Excelente jugador de tute subastado, el Presidente sabía que si uno no tiene buenas cartas, hay que apoyar las del compañero y, si la pareja contraria ha cogido buena mano, lo que procede es forzar a que haga una apuesta tan alta que no podrá cumplirla.
Se había reído con Dolores de Cospedal cuando recordaba los últimos acontecimientos de julio de 2013. Después de presentada la moción de censura por Pérez Rubalcaba, todos esperaban que inmediatamente después de agosto, cuando terminara el parón parlamentario provocado por el descanso veraniego, se produjera una batalla dialéctica que acabara con el prestigio de honesto de Rajoy y permitiera a la oposición, aunque no, desde luego, conseguir la censura, ganar más partidarios que le garantizasen una amplia mayoría en la convocatoria electoral que, más temprano que tarde, acabaría obligando a adelantar la presión de la calle.
Todo había sucedido, sin embargo, de forma muy diferente.

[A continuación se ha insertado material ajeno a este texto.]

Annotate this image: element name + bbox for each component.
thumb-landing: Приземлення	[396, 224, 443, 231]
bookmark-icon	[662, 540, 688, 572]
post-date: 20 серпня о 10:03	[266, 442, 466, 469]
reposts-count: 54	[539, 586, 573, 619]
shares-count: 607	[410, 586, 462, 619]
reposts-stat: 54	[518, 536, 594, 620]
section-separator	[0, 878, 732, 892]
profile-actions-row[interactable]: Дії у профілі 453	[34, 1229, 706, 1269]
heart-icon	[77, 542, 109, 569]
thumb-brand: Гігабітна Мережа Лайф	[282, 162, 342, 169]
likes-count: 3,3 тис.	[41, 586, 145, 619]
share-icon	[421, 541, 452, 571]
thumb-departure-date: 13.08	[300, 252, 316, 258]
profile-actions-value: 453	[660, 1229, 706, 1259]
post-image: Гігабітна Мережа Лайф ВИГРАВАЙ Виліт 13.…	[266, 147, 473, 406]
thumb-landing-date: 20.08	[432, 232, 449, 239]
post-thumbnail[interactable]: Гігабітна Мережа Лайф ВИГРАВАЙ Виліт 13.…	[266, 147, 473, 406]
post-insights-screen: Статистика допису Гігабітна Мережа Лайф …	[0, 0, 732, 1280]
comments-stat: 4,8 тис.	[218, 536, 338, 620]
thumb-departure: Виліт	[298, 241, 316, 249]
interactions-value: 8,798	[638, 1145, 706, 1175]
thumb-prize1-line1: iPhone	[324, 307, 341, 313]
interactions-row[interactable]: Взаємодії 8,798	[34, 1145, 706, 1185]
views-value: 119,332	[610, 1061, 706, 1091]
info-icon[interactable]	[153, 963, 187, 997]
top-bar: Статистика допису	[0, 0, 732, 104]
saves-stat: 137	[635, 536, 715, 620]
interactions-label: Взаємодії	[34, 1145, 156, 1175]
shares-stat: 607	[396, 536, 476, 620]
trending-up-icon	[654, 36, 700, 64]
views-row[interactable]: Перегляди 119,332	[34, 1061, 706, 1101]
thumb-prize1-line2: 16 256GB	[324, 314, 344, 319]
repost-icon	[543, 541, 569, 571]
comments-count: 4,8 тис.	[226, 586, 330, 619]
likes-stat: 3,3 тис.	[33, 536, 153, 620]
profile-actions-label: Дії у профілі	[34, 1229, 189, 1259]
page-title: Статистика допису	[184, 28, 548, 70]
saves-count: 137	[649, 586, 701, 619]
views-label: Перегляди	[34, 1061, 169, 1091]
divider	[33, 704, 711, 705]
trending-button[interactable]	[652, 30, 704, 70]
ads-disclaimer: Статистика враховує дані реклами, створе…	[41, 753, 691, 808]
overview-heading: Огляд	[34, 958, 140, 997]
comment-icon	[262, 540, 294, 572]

A la vuelta del viaje del Rey a Marruecos, en donde se había hecho acompañar de todos los exministros de exteriores de la democracia (salvo Morán, enfermo) y de cinco ministros del actual gabinete, además de prácticamente todos los empresarios responsables de la Plataforma por la Competitividad, el giro de los acontecimientos había sido drástico.
Fueron días intensos, en los que apenas si se hizo caso a la delegación marroquí, sorprendida por tantos visitantes del envidiado país vecino, diciendo a todo que sí, cuando lo normal habría sido -según la tónica- quejarse por la falta de seguridad jurídica y el incumplimiento de los pagos.
La grabación de la declaración conjunta de todos, a la vuelta, a la manera de un anuncio publicitario sincopado, explicando a la opinión pública cómo funcionaba el país y la estructura de los poderes públicos, y. sobre todo, cómo había funcionado en este concreto caso, sería incorporada a la Historia de España y objeto de estudio obligatorio en las escuelas, incluso de parvularios. «Eso es lo que hay», había concluido el Rey, en frase coreada por una multitud de personajes, todos nombres muy conocidos, rostros vinculados a la seriedad, la decencia, los valores inmutables, la ética y el respeto al Derecho.
Cuando vio que Esperanza Aguirre y Alberto Ruiz Gallardón eran incapaces de alcanzar las siete bazas a las que se había comprometido, Rajoy respiró satisfecho. Había vuelto a ganar en la Moncloa.
Soraya Sáenz de Santamaría les trajo un botijo con sangría recién hecha, siempre tan diligente. En la mesa de al lado, completando la pequeña liguilla de verano, Rubalcaba y José Blanco estaban dando una paliza descomunal a dos representantes de la sociedad civil, elegidos por sorteo.
Pero quién era el iluso que les habría aconsejado medirse con campeones. Ni a la altura del betún llegaban los pobrecitos, que, por supuesto, tuvieron que pagar los cafelitos y las copas.